Ce texte est écrit par mademoiselle Hibatou Allah Chérifi, âgée de douze ans.
Lacrimosa
Par une nuit chaude d’été, Marie-Noëlle, une journaliste intrépide, parcourait le trajet qui séparait sa demeure de la ferme de sa grand-mère. Cette dernière était d’un tempérament calme et ordonné. Elle arborait toujours une expression de mépris. Lorsqu’elle était mécontente, ses rides se fissuraient, telle une sorcière concoctant un mauvais sort. Pourtant, sa petite-fille était tout son contraire. Notre chroniqueuse aimait taquiner son entourage. Malgré sa gentillesse excessive, son regard était terrifiant. Quand elle les détachait, ses cheveux de jais donnaient l’impression qu’elle n’était qu’une silhouette fantomatique. En apercevant l’environnement rural qui se dessinait à travers le pare-brise de sa voiture, Marie-Noëlle pensa qu’elle approchait de sa destination. Arrivée sur les lieux, l’odeur du purin s’empara de ses narines. Elle sentait l’air humide lui caresser doucement la paume des mains. Après s’être approchée de la maison de son aïeule maternelle, elle toucha délicatement la poignée glacée de la porte, puis la tourna. En exécutant le mouvement, elle entendit la porte grincer, pour laisser place à un lourd silence.

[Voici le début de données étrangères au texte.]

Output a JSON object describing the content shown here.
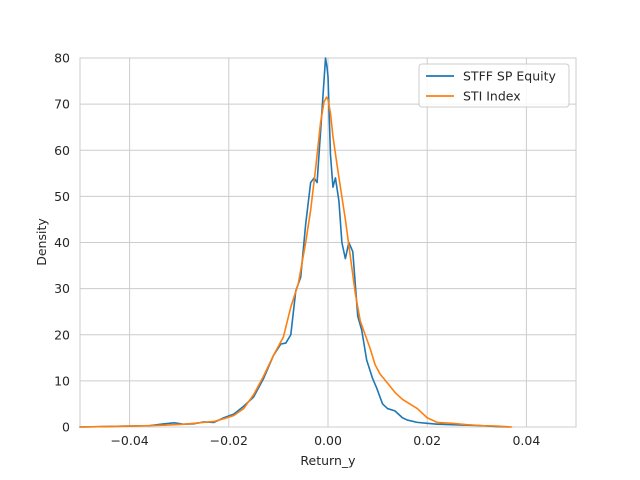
{
  "chart_data": {
    "type": "line",
    "title": "",
    "xlabel": "Return_y",
    "ylabel": "Density",
    "xlim": [
      -0.05,
      0.05
    ],
    "ylim": [
      0,
      80
    ],
    "xticks": [
      -0.04,
      -0.02,
      0.0,
      0.02,
      0.04
    ],
    "xtick_labels": [
      "−0.04",
      "−0.02",
      "0.00",
      "0.02",
      "0.04"
    ],
    "yticks": [
      0,
      10,
      20,
      30,
      40,
      50,
      60,
      70,
      80
    ],
    "ytick_labels": [
      "0",
      "10",
      "20",
      "30",
      "40",
      "50",
      "60",
      "70",
      "80"
    ],
    "grid": true,
    "legend_position": "top-right",
    "series": [
      {
        "name": "STFF SP Equity",
        "color": "#1f77b4",
        "x": [
          -0.05,
          -0.045,
          -0.04,
          -0.036,
          -0.033,
          -0.031,
          -0.029,
          -0.027,
          -0.025,
          -0.023,
          -0.021,
          -0.019,
          -0.017,
          -0.015,
          -0.013,
          -0.011,
          -0.0095,
          -0.0085,
          -0.0075,
          -0.0065,
          -0.0055,
          -0.0045,
          -0.0035,
          -0.0028,
          -0.0022,
          -0.0015,
          -0.001,
          -0.0005,
          -0.0002,
          0.0,
          0.0005,
          0.001,
          0.0015,
          0.0022,
          0.0028,
          0.0035,
          0.0042,
          0.005,
          0.0055,
          0.006,
          0.0068,
          0.0078,
          0.009,
          0.0098,
          0.011,
          0.012,
          0.0135,
          0.015,
          0.016,
          0.018,
          0.02,
          0.022,
          0.025,
          0.028,
          0.031,
          0.034,
          0.0365
        ],
        "y": [
          0,
          0.1,
          0.2,
          0.3,
          0.7,
          0.9,
          0.6,
          0.7,
          1.1,
          1.0,
          2.0,
          2.8,
          4.5,
          6.5,
          10.5,
          15.5,
          18.0,
          18.2,
          20.0,
          29.5,
          32.5,
          44.0,
          53.0,
          54.0,
          53.0,
          64.0,
          72.0,
          80.0,
          78.0,
          76.0,
          59.0,
          52.0,
          54.0,
          49.0,
          40.0,
          36.5,
          40.0,
          38.0,
          31.0,
          24.0,
          21.0,
          14.5,
          10.5,
          8.5,
          5.0,
          4.0,
          3.5,
          2.0,
          1.5,
          1.0,
          0.8,
          0.6,
          0.5,
          0.4,
          0.3,
          0.1,
          0.0
        ]
      },
      {
        "name": "STI Index",
        "color": "#ff7f0e",
        "x": [
          -0.05,
          -0.045,
          -0.04,
          -0.036,
          -0.033,
          -0.031,
          -0.029,
          -0.027,
          -0.025,
          -0.023,
          -0.021,
          -0.019,
          -0.017,
          -0.015,
          -0.013,
          -0.011,
          -0.009,
          -0.0075,
          -0.006,
          -0.0045,
          -0.0035,
          -0.0025,
          -0.0015,
          -0.0008,
          -0.0003,
          0.0,
          0.0005,
          0.001,
          0.0018,
          0.0025,
          0.0035,
          0.0045,
          0.0055,
          0.0065,
          0.0075,
          0.0085,
          0.0095,
          0.0105,
          0.012,
          0.0135,
          0.015,
          0.0165,
          0.018,
          0.02,
          0.022,
          0.025,
          0.028,
          0.031,
          0.034,
          0.037
        ],
        "y": [
          0,
          0.1,
          0.2,
          0.3,
          0.4,
          0.5,
          0.6,
          0.8,
          1.0,
          1.2,
          1.8,
          2.5,
          4.0,
          7.0,
          11.0,
          15.5,
          19.5,
          26.0,
          31.0,
          40.0,
          47.0,
          56.0,
          66.0,
          70.5,
          71.5,
          71.0,
          68.0,
          63.0,
          57.0,
          52.0,
          45.0,
          37.0,
          29.0,
          23.0,
          20.0,
          17.0,
          13.5,
          11.5,
          9.5,
          7.5,
          6.0,
          5.0,
          4.0,
          2.0,
          1.0,
          0.8,
          0.5,
          0.3,
          0.2,
          0.0
        ]
      }
    ]
  }
}
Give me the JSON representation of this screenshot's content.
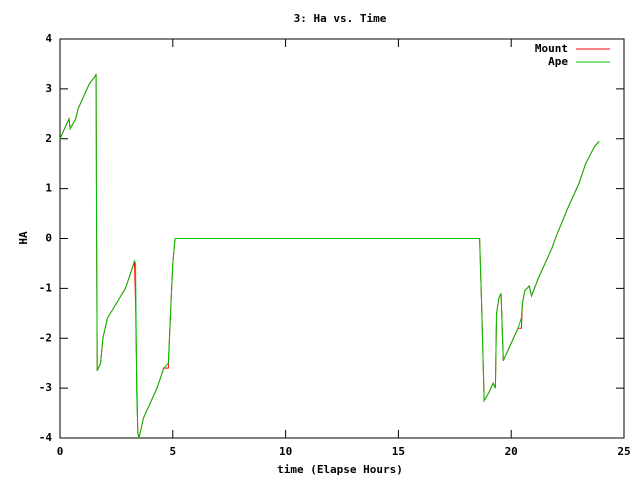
{
  "chart_data": {
    "type": "line",
    "title": "3: Ha vs. Time",
    "xlabel": "time (Elapse Hours)",
    "ylabel": "HA",
    "x": [
      0,
      0.3,
      0.4,
      0.45,
      0.7,
      0.8,
      1.0,
      1.3,
      1.55,
      1.6,
      1.62,
      1.65,
      1.8,
      1.9,
      2.1,
      2.5,
      2.9,
      3.2,
      3.3,
      3.35,
      3.4,
      3.45,
      3.5,
      3.6,
      3.7,
      4.0,
      4.3,
      4.6,
      4.8,
      4.9,
      5.0,
      5.1,
      18.6,
      18.7,
      18.8,
      19.0,
      19.2,
      19.3,
      19.35,
      19.45,
      19.55,
      19.65,
      19.8,
      20.0,
      20.3,
      20.45,
      20.5,
      20.6,
      20.8,
      20.9,
      21.2,
      21.6,
      21.8,
      22.0,
      22.5,
      23.0,
      23.3,
      23.7,
      23.9
    ],
    "series": [
      {
        "name": "Mount",
        "color": "#ff0000",
        "values": [
          2.0,
          2.3,
          2.4,
          2.2,
          2.4,
          2.6,
          2.8,
          3.1,
          3.25,
          3.3,
          0.3,
          -2.65,
          -2.5,
          -2.0,
          -1.6,
          -1.3,
          -1.0,
          -0.6,
          -0.45,
          -1.3,
          -2.8,
          -3.9,
          -4.0,
          -3.8,
          -3.6,
          -3.3,
          -3.0,
          -2.6,
          -2.6,
          -1.5,
          -0.5,
          0,
          0,
          -1.5,
          -3.25,
          -3.1,
          -2.9,
          -3.0,
          -1.5,
          -1.2,
          -1.1,
          -2.45,
          -2.3,
          -2.1,
          -1.8,
          -1.8,
          -1.3,
          -1.05,
          -0.95,
          -1.15,
          -0.8,
          -0.4,
          -0.2,
          0.05,
          0.6,
          1.1,
          1.5,
          1.85,
          1.95
        ]
      },
      {
        "name": "Ape",
        "color": "#00c000",
        "values": [
          2.0,
          2.3,
          2.4,
          2.2,
          2.4,
          2.6,
          2.8,
          3.1,
          3.25,
          3.3,
          0.3,
          -2.65,
          -2.5,
          -2.0,
          -1.6,
          -1.3,
          -1.0,
          -0.6,
          -0.45,
          -0.5,
          -3.1,
          -3.9,
          -4.0,
          -3.8,
          -3.6,
          -3.3,
          -3.0,
          -2.6,
          -2.5,
          -1.5,
          -0.5,
          0,
          0,
          -1.5,
          -3.25,
          -3.1,
          -2.9,
          -3.0,
          -1.5,
          -1.2,
          -1.1,
          -2.45,
          -2.3,
          -2.1,
          -1.8,
          -1.6,
          -1.3,
          -1.05,
          -0.95,
          -1.15,
          -0.8,
          -0.4,
          -0.2,
          0.05,
          0.6,
          1.1,
          1.5,
          1.85,
          1.95
        ]
      }
    ],
    "xlim": [
      0,
      25
    ],
    "xticks": [
      0,
      5,
      10,
      15,
      20,
      25
    ],
    "ylim": [
      -4,
      4
    ],
    "yticks": [
      -4,
      -3,
      -2,
      -1,
      0,
      1,
      2,
      3,
      4
    ],
    "legend": "top-right"
  }
}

Contre toute attente, un hurlement déchira le calme apaisant qui résidait dans la maison. Une odeur âcre s’éleva jusqu'à la cuisine. La trentenaire se précipita dans le salon, laissant échapper un «Grand-maman ?» affolé. Puis un corps inerte l’accueillit. À côté du cadavre, une petite fille était accroupie, laissant entrevoir un visage ensanglanté.